Bien sabes lo mucho que yo te quiero y por eso te aconsejo prudencia y bien hacer.
No vuelvas a desesperarte. Es de gente débil y tú debes recordar en todo momento que eres un verdadero hombre. Dime todos tus proyectos.
Yo empiezo ahora a trabajar de nuevo y tengo un espíritu caluroso en buena disposición para aconsejarte.
Muchos recuerdos a “tus hijos te formaron” y tú recibe un abrazo cariñoso de este gordinflón poético que tanto te quiere.
Federico
Estoy en mi huerta. El día 18 es día de mi Santo.
Escríbeme enseguida y ¡por Dios! que estés más contento kiquiriquí.
¡Ya viene Don Berondian Pollino!
Señas Sr.
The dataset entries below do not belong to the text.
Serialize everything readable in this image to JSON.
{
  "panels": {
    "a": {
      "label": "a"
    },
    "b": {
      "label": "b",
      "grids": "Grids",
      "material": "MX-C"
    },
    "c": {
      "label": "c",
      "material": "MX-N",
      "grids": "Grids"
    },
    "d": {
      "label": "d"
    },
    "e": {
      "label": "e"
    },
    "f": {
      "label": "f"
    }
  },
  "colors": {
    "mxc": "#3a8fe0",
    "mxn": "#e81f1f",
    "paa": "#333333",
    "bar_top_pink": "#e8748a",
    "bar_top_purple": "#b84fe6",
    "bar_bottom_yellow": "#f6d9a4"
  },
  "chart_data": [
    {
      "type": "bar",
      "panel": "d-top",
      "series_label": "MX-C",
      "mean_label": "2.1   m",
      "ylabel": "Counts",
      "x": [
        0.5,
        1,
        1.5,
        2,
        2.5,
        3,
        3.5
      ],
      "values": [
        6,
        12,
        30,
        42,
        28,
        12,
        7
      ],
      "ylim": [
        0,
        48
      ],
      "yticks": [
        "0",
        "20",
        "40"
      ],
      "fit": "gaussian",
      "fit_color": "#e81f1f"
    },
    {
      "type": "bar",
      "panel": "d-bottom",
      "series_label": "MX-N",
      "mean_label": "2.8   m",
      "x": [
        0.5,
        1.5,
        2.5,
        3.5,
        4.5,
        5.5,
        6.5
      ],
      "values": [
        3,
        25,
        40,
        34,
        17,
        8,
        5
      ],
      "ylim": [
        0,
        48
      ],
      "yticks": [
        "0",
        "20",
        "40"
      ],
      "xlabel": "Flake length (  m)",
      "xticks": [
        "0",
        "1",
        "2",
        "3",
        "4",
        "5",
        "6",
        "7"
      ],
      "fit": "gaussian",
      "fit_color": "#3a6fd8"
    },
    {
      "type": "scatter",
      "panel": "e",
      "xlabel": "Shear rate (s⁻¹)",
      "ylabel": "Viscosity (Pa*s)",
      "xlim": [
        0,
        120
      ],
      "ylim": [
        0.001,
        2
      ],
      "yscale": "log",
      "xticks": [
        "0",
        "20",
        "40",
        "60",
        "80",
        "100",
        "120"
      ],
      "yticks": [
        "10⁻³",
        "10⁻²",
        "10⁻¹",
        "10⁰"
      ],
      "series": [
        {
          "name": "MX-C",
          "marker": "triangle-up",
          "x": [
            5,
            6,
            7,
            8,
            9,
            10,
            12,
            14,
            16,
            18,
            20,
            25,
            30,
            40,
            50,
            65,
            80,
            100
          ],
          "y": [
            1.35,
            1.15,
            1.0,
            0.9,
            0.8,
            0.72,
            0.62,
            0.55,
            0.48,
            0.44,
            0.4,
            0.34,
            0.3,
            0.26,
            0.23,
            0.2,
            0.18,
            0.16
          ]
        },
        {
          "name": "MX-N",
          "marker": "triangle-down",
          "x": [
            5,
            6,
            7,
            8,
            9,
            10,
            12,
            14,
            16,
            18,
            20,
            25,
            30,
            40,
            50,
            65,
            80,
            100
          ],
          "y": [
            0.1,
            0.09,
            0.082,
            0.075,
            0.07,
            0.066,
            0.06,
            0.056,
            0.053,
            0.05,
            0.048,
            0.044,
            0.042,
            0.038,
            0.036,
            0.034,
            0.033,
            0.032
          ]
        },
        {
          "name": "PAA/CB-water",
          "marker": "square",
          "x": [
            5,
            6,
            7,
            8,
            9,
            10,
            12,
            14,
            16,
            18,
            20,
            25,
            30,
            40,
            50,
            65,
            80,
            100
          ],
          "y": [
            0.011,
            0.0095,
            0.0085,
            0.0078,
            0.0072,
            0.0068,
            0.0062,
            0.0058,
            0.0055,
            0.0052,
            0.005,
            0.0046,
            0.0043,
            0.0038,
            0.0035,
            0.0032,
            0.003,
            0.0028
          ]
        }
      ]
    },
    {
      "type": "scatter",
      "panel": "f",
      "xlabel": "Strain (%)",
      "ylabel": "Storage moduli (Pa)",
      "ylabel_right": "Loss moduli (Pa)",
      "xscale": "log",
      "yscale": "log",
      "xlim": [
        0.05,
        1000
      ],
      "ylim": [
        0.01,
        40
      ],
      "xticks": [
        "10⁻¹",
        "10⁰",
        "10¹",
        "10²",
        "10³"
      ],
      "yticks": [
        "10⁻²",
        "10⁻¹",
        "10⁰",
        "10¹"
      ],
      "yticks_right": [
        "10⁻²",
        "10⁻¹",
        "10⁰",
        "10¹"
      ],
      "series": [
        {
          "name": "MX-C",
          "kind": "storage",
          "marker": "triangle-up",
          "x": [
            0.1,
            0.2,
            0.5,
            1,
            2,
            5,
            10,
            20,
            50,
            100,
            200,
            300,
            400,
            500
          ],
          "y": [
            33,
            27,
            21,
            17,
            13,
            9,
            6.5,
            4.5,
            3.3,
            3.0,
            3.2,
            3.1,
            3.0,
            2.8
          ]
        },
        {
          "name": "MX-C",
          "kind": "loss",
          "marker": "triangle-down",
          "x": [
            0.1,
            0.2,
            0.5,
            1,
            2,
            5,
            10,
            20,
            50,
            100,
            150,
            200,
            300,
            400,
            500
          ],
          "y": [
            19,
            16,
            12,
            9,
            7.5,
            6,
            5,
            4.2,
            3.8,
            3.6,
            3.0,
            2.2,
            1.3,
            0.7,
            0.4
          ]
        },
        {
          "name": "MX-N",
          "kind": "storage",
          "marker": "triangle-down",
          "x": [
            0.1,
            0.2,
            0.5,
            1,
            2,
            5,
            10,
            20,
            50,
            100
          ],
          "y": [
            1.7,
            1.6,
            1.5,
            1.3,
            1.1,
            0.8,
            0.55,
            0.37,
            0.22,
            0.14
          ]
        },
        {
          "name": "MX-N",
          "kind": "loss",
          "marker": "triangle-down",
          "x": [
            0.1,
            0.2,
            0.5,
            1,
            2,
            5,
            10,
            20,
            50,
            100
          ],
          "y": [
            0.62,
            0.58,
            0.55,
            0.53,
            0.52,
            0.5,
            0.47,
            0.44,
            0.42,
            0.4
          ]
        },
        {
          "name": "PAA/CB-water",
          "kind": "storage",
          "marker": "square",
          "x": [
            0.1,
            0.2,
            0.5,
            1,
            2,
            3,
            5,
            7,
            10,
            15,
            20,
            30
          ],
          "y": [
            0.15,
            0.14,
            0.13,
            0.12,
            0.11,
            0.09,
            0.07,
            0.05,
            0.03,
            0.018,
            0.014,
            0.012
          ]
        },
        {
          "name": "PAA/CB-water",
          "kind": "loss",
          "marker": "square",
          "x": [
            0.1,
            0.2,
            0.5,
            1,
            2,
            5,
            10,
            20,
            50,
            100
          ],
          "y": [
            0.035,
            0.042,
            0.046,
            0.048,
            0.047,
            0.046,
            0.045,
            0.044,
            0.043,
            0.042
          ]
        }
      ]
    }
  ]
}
D. Manuel Fernández Montesinos
Para FGL
San Antón 39
Granada

Poème dédié à Juan Ramírez de Lucas.

Romance

Aquel rubio de Albacete
vino, madre, y me miró.
¡No lo puedo mirar yo!
Aquel rubio de los trigos
hijo de la verde aurora,
alto, solo y sin amigos
pisó mi calle a deshora.
La noche se tiñe y dora
de un delicado fulgor
¡No lo puedo mirar yo!
Aquel lindo de cintura
sentí galán sin…
sembró por mi noche obscura
su amarillo jazminero
tanto me quiere y le quiero
que mis ojos se llevó.
¡No lo puedo mirar yo!
Aquel joven de la Mancha
vino, madre, y me miró.
!No lo puedo mirar yo!

L’hispaniste Ian Gibson qui a passé la plus grande partie de sa vie à faire des recherches sur García Lorca n’avait pas réussi à obtenir de Juan Ramírez de Lucas une entrevue quand il était encore en vie. Il a publié chez Aguilar cette année No me encontraron. La fosa de Lorca: crónica de un olvido

Vida, pasión y muerte de Federico García Lorca, 1998.